Porém, houve equívoco.

Ainda que do C.R.C. do recorrente constem anteriores condenações em pena de prisão – superior a 6 meses, nos termos e para os efeitos do art. 69° do C.P.M. – e ainda que as mesmas, como no caso sucede, sejam bastantes para afastar a opção por uma pena (alternativa) não privativa de liberdade, (cfr., art. 64° do C.P.M.), evidente é que não se apresenta suficiente para se considerar o recorrente “reincidente”.

Com efeito, e em harmonia com o preceituado no art. 69° do C.P.M., a “reincidência” não funciona «ope legis» – como acontecia em sede do C.P. de 1886 – mas sim, «ope judicis», ou seja, não só face a “anterior condenação”, mas com a verificação e confirmação pelo julgador, em sede de matéria de facto (provada) que tal anterior condenação não serviu de emenda ao arguido.
A necessidade de tal “pressuposto material” para a verificação da “reincidência”, afigura-se-nos constituir o mais adequado entendimento sobre a “questão”, pois que atento ao estatuído no referido art. 69° do C.P.M., inviável é concluir-se pela verificação da dita circunstância qualificativa apenas com base no Certificado de Registo Criminal do arguido.
Na verdade, exigindo o n.° 1 do citado art. 69° que a condenação ou condenações anteriores não tenham constituído “prevenção suficiente contra o crime”, indispensável é que na matéria de facto provada (ao abrigo do contraditório) assim conste.

Neste sentido, veja-se, v.g., o Acórdão do Vdo T.U.I. de 13.04.2005, Processo n.° 4/2005, onde, em sede de sumário, se consignou o que segue:

“Para a verificação da reincidência, é necessário o apuramento contraditório das circunstâncias demonstrativas de que as condenações anteriores não são suficientes para prevenir a prática de novos crimes por arguido.
Para tal, não basta considerar apenas as condenações anteriores, antes são necessários factos concretos capazes de suportar o juízo de insuficiência de advertência contra o crime através das condenações anteriores”.

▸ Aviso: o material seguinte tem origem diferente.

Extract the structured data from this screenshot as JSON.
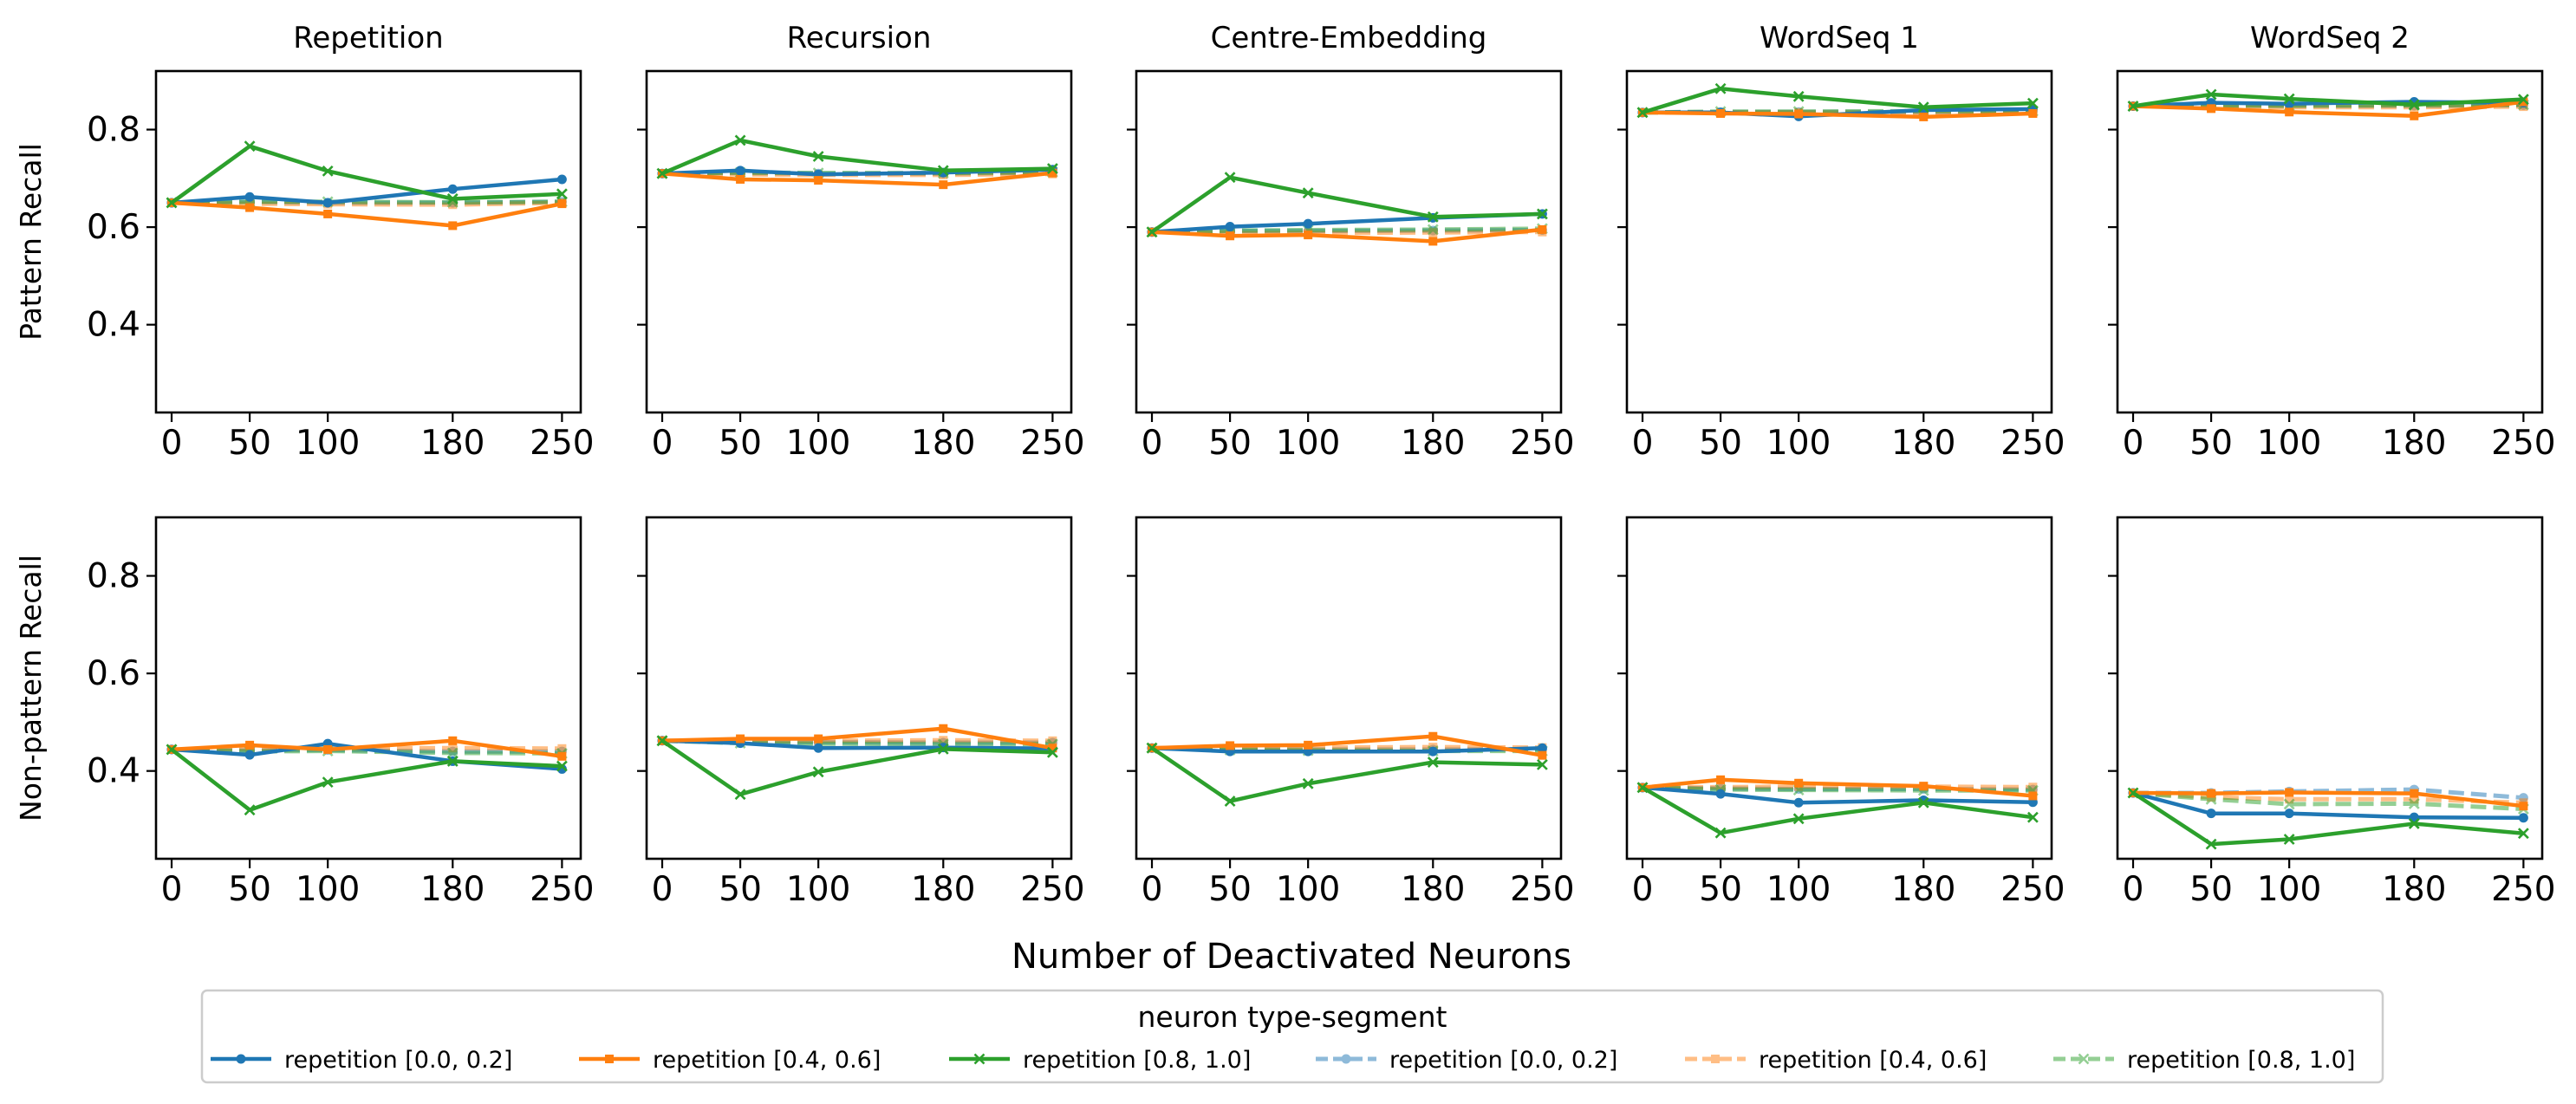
{
  "figure": {
    "xlabel": "Number of Deactivated Neurons",
    "legend_title": "neuron type-segment",
    "legend_entries": [
      {
        "label": "repetition [0.0, 0.2]",
        "color": "#1f77b4",
        "marker": "circle",
        "style": "solid"
      },
      {
        "label": "repetition [0.4, 0.6]",
        "color": "#ff7f0e",
        "marker": "square",
        "style": "solid"
      },
      {
        "label": "repetition [0.8, 1.0]",
        "color": "#2ca02c",
        "marker": "x",
        "style": "solid"
      },
      {
        "label": "repetition [0.0, 0.2]",
        "color": "#1f77b4",
        "marker": "circle",
        "style": "dashed-faded"
      },
      {
        "label": "repetition [0.4, 0.6]",
        "color": "#ff7f0e",
        "marker": "square",
        "style": "dashed-faded"
      },
      {
        "label": "repetition [0.8, 1.0]",
        "color": "#2ca02c",
        "marker": "x",
        "style": "dashed-faded"
      }
    ]
  },
  "chart_data": {
    "type": "line",
    "columns": [
      "Repetition",
      "Recursion",
      "Centre-Embedding",
      "WordSeq 1",
      "WordSeq 2"
    ],
    "rows": [
      "Pattern Recall",
      "Non-pattern Recall"
    ],
    "x": [
      0,
      50,
      100,
      180,
      250
    ],
    "x_ticks": [
      "0",
      "50",
      "100",
      "180",
      "250"
    ],
    "xlim": [
      -10,
      262
    ],
    "ylim": [
      0.22,
      0.92
    ],
    "y_ticks": [
      "0.4",
      "0.6",
      "0.8"
    ],
    "panels": [
      {
        "row": 0,
        "col": 0,
        "series": [
          {
            "name": "repetition [0.0, 0.2]",
            "values": [
              0.65,
              0.662,
              0.65,
              0.678,
              0.698
            ]
          },
          {
            "name": "repetition [0.4, 0.6]",
            "values": [
              0.65,
              0.64,
              0.627,
              0.603,
              0.648
            ]
          },
          {
            "name": "repetition [0.8, 1.0]",
            "values": [
              0.65,
              0.766,
              0.715,
              0.658,
              0.668
            ]
          },
          {
            "name": "repetition [0.0, 0.2]",
            "values": [
              0.65,
              0.652,
              0.65,
              0.65,
              0.652
            ]
          },
          {
            "name": "repetition [0.4, 0.6]",
            "values": [
              0.65,
              0.648,
              0.647,
              0.646,
              0.65
            ]
          },
          {
            "name": "repetition [0.8, 1.0]",
            "values": [
              0.65,
              0.652,
              0.652,
              0.651,
              0.652
            ]
          }
        ]
      },
      {
        "row": 0,
        "col": 1,
        "series": [
          {
            "name": "repetition [0.0, 0.2]",
            "values": [
              0.71,
              0.716,
              0.708,
              0.712,
              0.718
            ]
          },
          {
            "name": "repetition [0.4, 0.6]",
            "values": [
              0.71,
              0.698,
              0.696,
              0.687,
              0.711
            ]
          },
          {
            "name": "repetition [0.8, 1.0]",
            "values": [
              0.71,
              0.778,
              0.745,
              0.716,
              0.72
            ]
          },
          {
            "name": "repetition [0.0, 0.2]",
            "values": [
              0.71,
              0.711,
              0.71,
              0.71,
              0.712
            ]
          },
          {
            "name": "repetition [0.4, 0.6]",
            "values": [
              0.71,
              0.708,
              0.707,
              0.707,
              0.709
            ]
          },
          {
            "name": "repetition [0.8, 1.0]",
            "values": [
              0.71,
              0.712,
              0.711,
              0.711,
              0.713
            ]
          }
        ]
      },
      {
        "row": 0,
        "col": 2,
        "series": [
          {
            "name": "repetition [0.0, 0.2]",
            "values": [
              0.59,
              0.601,
              0.607,
              0.619,
              0.627
            ]
          },
          {
            "name": "repetition [0.4, 0.6]",
            "values": [
              0.59,
              0.582,
              0.584,
              0.571,
              0.595
            ]
          },
          {
            "name": "repetition [0.8, 1.0]",
            "values": [
              0.59,
              0.702,
              0.67,
              0.621,
              0.627
            ]
          },
          {
            "name": "repetition [0.0, 0.2]",
            "values": [
              0.59,
              0.592,
              0.592,
              0.593,
              0.594
            ]
          },
          {
            "name": "repetition [0.4, 0.6]",
            "values": [
              0.59,
              0.588,
              0.588,
              0.589,
              0.59
            ]
          },
          {
            "name": "repetition [0.8, 1.0]",
            "values": [
              0.59,
              0.593,
              0.594,
              0.595,
              0.597
            ]
          }
        ]
      },
      {
        "row": 0,
        "col": 3,
        "series": [
          {
            "name": "repetition [0.0, 0.2]",
            "values": [
              0.835,
              0.835,
              0.827,
              0.84,
              0.842
            ]
          },
          {
            "name": "repetition [0.4, 0.6]",
            "values": [
              0.835,
              0.833,
              0.832,
              0.826,
              0.833
            ]
          },
          {
            "name": "repetition [0.8, 1.0]",
            "values": [
              0.835,
              0.884,
              0.868,
              0.846,
              0.854
            ]
          },
          {
            "name": "repetition [0.0, 0.2]",
            "values": [
              0.835,
              0.836,
              0.836,
              0.836,
              0.837
            ]
          },
          {
            "name": "repetition [0.4, 0.6]",
            "values": [
              0.835,
              0.835,
              0.835,
              0.834,
              0.835
            ]
          },
          {
            "name": "repetition [0.8, 1.0]",
            "values": [
              0.835,
              0.837,
              0.837,
              0.838,
              0.838
            ]
          }
        ]
      },
      {
        "row": 0,
        "col": 4,
        "series": [
          {
            "name": "repetition [0.0, 0.2]",
            "values": [
              0.848,
              0.855,
              0.853,
              0.857,
              0.855
            ]
          },
          {
            "name": "repetition [0.4, 0.6]",
            "values": [
              0.848,
              0.843,
              0.836,
              0.828,
              0.857
            ]
          },
          {
            "name": "repetition [0.8, 1.0]",
            "values": [
              0.848,
              0.872,
              0.863,
              0.851,
              0.862
            ]
          },
          {
            "name": "repetition [0.0, 0.2]",
            "values": [
              0.848,
              0.849,
              0.849,
              0.849,
              0.85
            ]
          },
          {
            "name": "repetition [0.4, 0.6]",
            "values": [
              0.848,
              0.847,
              0.846,
              0.846,
              0.847
            ]
          },
          {
            "name": "repetition [0.8, 1.0]",
            "values": [
              0.848,
              0.85,
              0.849,
              0.85,
              0.851
            ]
          }
        ]
      },
      {
        "row": 1,
        "col": 0,
        "series": [
          {
            "name": "repetition [0.0, 0.2]",
            "values": [
              0.444,
              0.433,
              0.456,
              0.42,
              0.404
            ]
          },
          {
            "name": "repetition [0.4, 0.6]",
            "values": [
              0.444,
              0.453,
              0.444,
              0.462,
              0.43
            ]
          },
          {
            "name": "repetition [0.8, 1.0]",
            "values": [
              0.444,
              0.32,
              0.377,
              0.42,
              0.41
            ]
          },
          {
            "name": "repetition [0.0, 0.2]",
            "values": [
              0.444,
              0.442,
              0.443,
              0.44,
              0.44
            ]
          },
          {
            "name": "repetition [0.4, 0.6]",
            "values": [
              0.444,
              0.446,
              0.446,
              0.447,
              0.446
            ]
          },
          {
            "name": "repetition [0.8, 1.0]",
            "values": [
              0.444,
              0.44,
              0.441,
              0.437,
              0.436
            ]
          }
        ]
      },
      {
        "row": 1,
        "col": 1,
        "series": [
          {
            "name": "repetition [0.0, 0.2]",
            "values": [
              0.462,
              0.457,
              0.447,
              0.448,
              0.446
            ]
          },
          {
            "name": "repetition [0.4, 0.6]",
            "values": [
              0.462,
              0.466,
              0.466,
              0.487,
              0.447
            ]
          },
          {
            "name": "repetition [0.8, 1.0]",
            "values": [
              0.462,
              0.352,
              0.398,
              0.445,
              0.438
            ]
          },
          {
            "name": "repetition [0.0, 0.2]",
            "values": [
              0.462,
              0.46,
              0.459,
              0.458,
              0.458
            ]
          },
          {
            "name": "repetition [0.4, 0.6]",
            "values": [
              0.462,
              0.462,
              0.462,
              0.463,
              0.462
            ]
          },
          {
            "name": "repetition [0.8, 1.0]",
            "values": [
              0.462,
              0.457,
              0.456,
              0.455,
              0.455
            ]
          }
        ]
      },
      {
        "row": 1,
        "col": 2,
        "series": [
          {
            "name": "repetition [0.0, 0.2]",
            "values": [
              0.447,
              0.44,
              0.44,
              0.44,
              0.447
            ]
          },
          {
            "name": "repetition [0.4, 0.6]",
            "values": [
              0.447,
              0.452,
              0.453,
              0.471,
              0.432
            ]
          },
          {
            "name": "repetition [0.8, 1.0]",
            "values": [
              0.447,
              0.338,
              0.374,
              0.418,
              0.413
            ]
          },
          {
            "name": "repetition [0.0, 0.2]",
            "values": [
              0.447,
              0.445,
              0.444,
              0.444,
              0.444
            ]
          },
          {
            "name": "repetition [0.4, 0.6]",
            "values": [
              0.447,
              0.448,
              0.448,
              0.449,
              0.448
            ]
          },
          {
            "name": "repetition [0.8, 1.0]",
            "values": [
              0.447,
              0.443,
              0.442,
              0.441,
              0.441
            ]
          }
        ]
      },
      {
        "row": 1,
        "col": 3,
        "series": [
          {
            "name": "repetition [0.0, 0.2]",
            "values": [
              0.366,
              0.353,
              0.335,
              0.34,
              0.336
            ]
          },
          {
            "name": "repetition [0.4, 0.6]",
            "values": [
              0.366,
              0.382,
              0.375,
              0.369,
              0.349
            ]
          },
          {
            "name": "repetition [0.8, 1.0]",
            "values": [
              0.366,
              0.273,
              0.302,
              0.335,
              0.305
            ]
          },
          {
            "name": "repetition [0.0, 0.2]",
            "values": [
              0.366,
              0.364,
              0.363,
              0.363,
              0.362
            ]
          },
          {
            "name": "repetition [0.4, 0.6]",
            "values": [
              0.366,
              0.367,
              0.368,
              0.368,
              0.367
            ]
          },
          {
            "name": "repetition [0.8, 1.0]",
            "values": [
              0.366,
              0.362,
              0.361,
              0.36,
              0.36
            ]
          }
        ]
      },
      {
        "row": 1,
        "col": 4,
        "series": [
          {
            "name": "repetition [0.0, 0.2]",
            "values": [
              0.355,
              0.313,
              0.313,
              0.305,
              0.304
            ]
          },
          {
            "name": "repetition [0.4, 0.6]",
            "values": [
              0.355,
              0.354,
              0.356,
              0.354,
              0.328
            ]
          },
          {
            "name": "repetition [0.8, 1.0]",
            "values": [
              0.355,
              0.25,
              0.26,
              0.292,
              0.272
            ]
          },
          {
            "name": "repetition [0.0, 0.2]",
            "values": [
              0.355,
              0.355,
              0.358,
              0.362,
              0.345
            ]
          },
          {
            "name": "repetition [0.4, 0.6]",
            "values": [
              0.355,
              0.346,
              0.342,
              0.342,
              0.335
            ]
          },
          {
            "name": "repetition [0.8, 1.0]",
            "values": [
              0.355,
              0.342,
              0.332,
              0.333,
              0.322
            ]
          }
        ]
      }
    ]
  }
}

Nesta conformidade, provado não estando que “as anteriores condenações não serviram de suficiente advertência contra o crime”, não se pode dar por verificada a circunstância agravante da “reincidência”.

Nesta conformidade, e sendo de se manter a aplicação do art. 201° do C.P.M. que deu lugar a uma atenuação especial da pena, (cfr., art. 67° do C.P.M.), cremos que justa e adequada se apresenta a pena de 1 ano de prisão.

Continuemos para se determinar agora a “pena única” resultante do cúmulo jurídico com a aplicada no Proc. n.° CR4-14-0187-PCC.

Pois bem, neste processo, foi o recorrente condenado numa pena de 2 anos e 6 meses de prisão; (cfr., Ac. do T.S.I. de 12.02.2015, Proc. n.° 19/2015).

Atento os critérios do art. 71° do C.P.M., e ponderando na personalidade que a factualidade provada revela ter o recorrente, com várias condenações, afigura-se-nos equilibrada uma pena única de 3 anos de prisão.

–– Quanto à “suspensão da execução desta pena”, vejamos.

Nos termos do art. 48° do C.P.M.:

“1. O tribunal pode suspender a execução da pena de prisão aplicada em medida não superior a 3 anos se, atendendo à personalidade do agente, às condições da sua vida, à sua conduta anterior e posterior ao crime e às circunstâncias deste, concluir que a simples censura do facto e a ameaça da prisão realizam de forma adequada e suficiente as finalidades da punição.
2. O tribunal, se o julgar conveniente e adequado à realização das finalidades da punição, subordina a suspensão da execução da pena de prisão, nos termos dos artigos seguintes, ao cumprimento de deveres ou à observância de regras de conduta, ou determina que a suspensão seja acompanhada de regime de prova.
3. Os deveres, as regras de conduta e o regime de prova podem ser impostos cumulativamente.
4. A decisão condenatória especifica sempre os fundamentos da suspensão e das suas condições.
5. O período de suspensão é fixado entre 1 e 5 anos a contar do trânsito em julgado da decisão”.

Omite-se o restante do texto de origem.